Pointwise convolution uses a 1x1xN-sized kernel, where N is the depth of our input. If it has a stride of 1, then it always preserves the width and height of our input and does not need padding.
Pointwise convolution observes only 1 pixel at a time and is used to regulate the feature channels. If you only want to increase the number of channels from 3 to 64, for example, without changing the input resolution, you can use 64 pointwise kernels and do it a lot more efficiently than the traditional convolution. However, in that case, these feature channels won’t learn much as they are guided by only a single pixel without a context. So it needed to be used in conjunction with something else.
Spatial Separable Convolution
In real-life applications, a convolution operator is a lot “cheaper” than having a fully connected layer. However, there is a way to make it even more efficient, by introducing spatial separable convolutions. The mathematical concept of convolution allows us to separate our kernel into two linear kernels and apply them consequently to receive the same result.
This allows developers to perform convolution where instead of having to multiply 9 values and then add them up you can multiply 3 values 2 times and then add them up.
Depthwise Separable Convolution
Depthwise separable convolutions allow users to separate traditional convolutions into two operations even if the original kernel is not separable.
So how can you separate this pipeline into two separate more efficient operations?

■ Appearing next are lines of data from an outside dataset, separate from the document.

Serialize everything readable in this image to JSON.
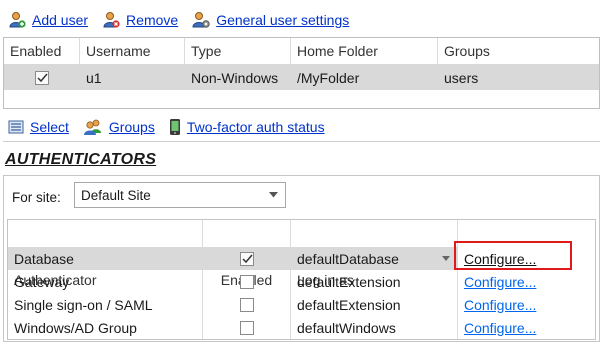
{
  "user_toolbar": {
    "add_user": "Add user",
    "remove": "Remove",
    "general_settings": "General user settings"
  },
  "users_table": {
    "columns": [
      "Enabled",
      "Username",
      "Type",
      "Home Folder",
      "Groups"
    ],
    "rows": [
      {
        "enabled": true,
        "username": "u1",
        "type": "Non-Windows",
        "home_folder": "/MyFolder",
        "groups": "users"
      }
    ]
  },
  "bottom_toolbar": {
    "select": "Select",
    "groups": "Groups",
    "two_factor": "Two-factor auth status"
  },
  "authenticators": {
    "title": "AUTHENTICATORS",
    "for_site_label": "For site:",
    "site_value": "Default Site",
    "columns": [
      "Authenticator",
      "Enabled",
      "Log in as",
      ""
    ],
    "rows": [
      {
        "name": "Database",
        "enabled": true,
        "login_as": "defaultDatabase",
        "action": "Configure...",
        "selected": true
      },
      {
        "name": "Gateway",
        "enabled": false,
        "login_as": "defaultExtension",
        "action": "Configure...",
        "selected": false
      },
      {
        "name": "Single sign-on / SAML",
        "enabled": false,
        "login_as": "defaultExtension",
        "action": "Configure...",
        "selected": false
      },
      {
        "name": "Windows/AD Group",
        "enabled": false,
        "login_as": "defaultWindows",
        "action": "Configure...",
        "selected": false
      }
    ]
  },
  "colors": {
    "link": "#0033cc",
    "configure_link": "#0066ee",
    "selected_row": "#d9d9d9",
    "highlight": "#e0191b"
  }
}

You already have the answer: you use depthwise and pointwise convolutions.
- First, you use depthwise convolutions to gather contextual data on the input, giving you some output of equal depth as the input.
- And then you apply pointwise convolution with N kernels to this intermediate result to learn N feature channels.
Performing these two operations separately is equivalent to the traditional convolution, but more efficient in terms of the number of computations, which makes it a popular choice for large CNNs where performance is crucial.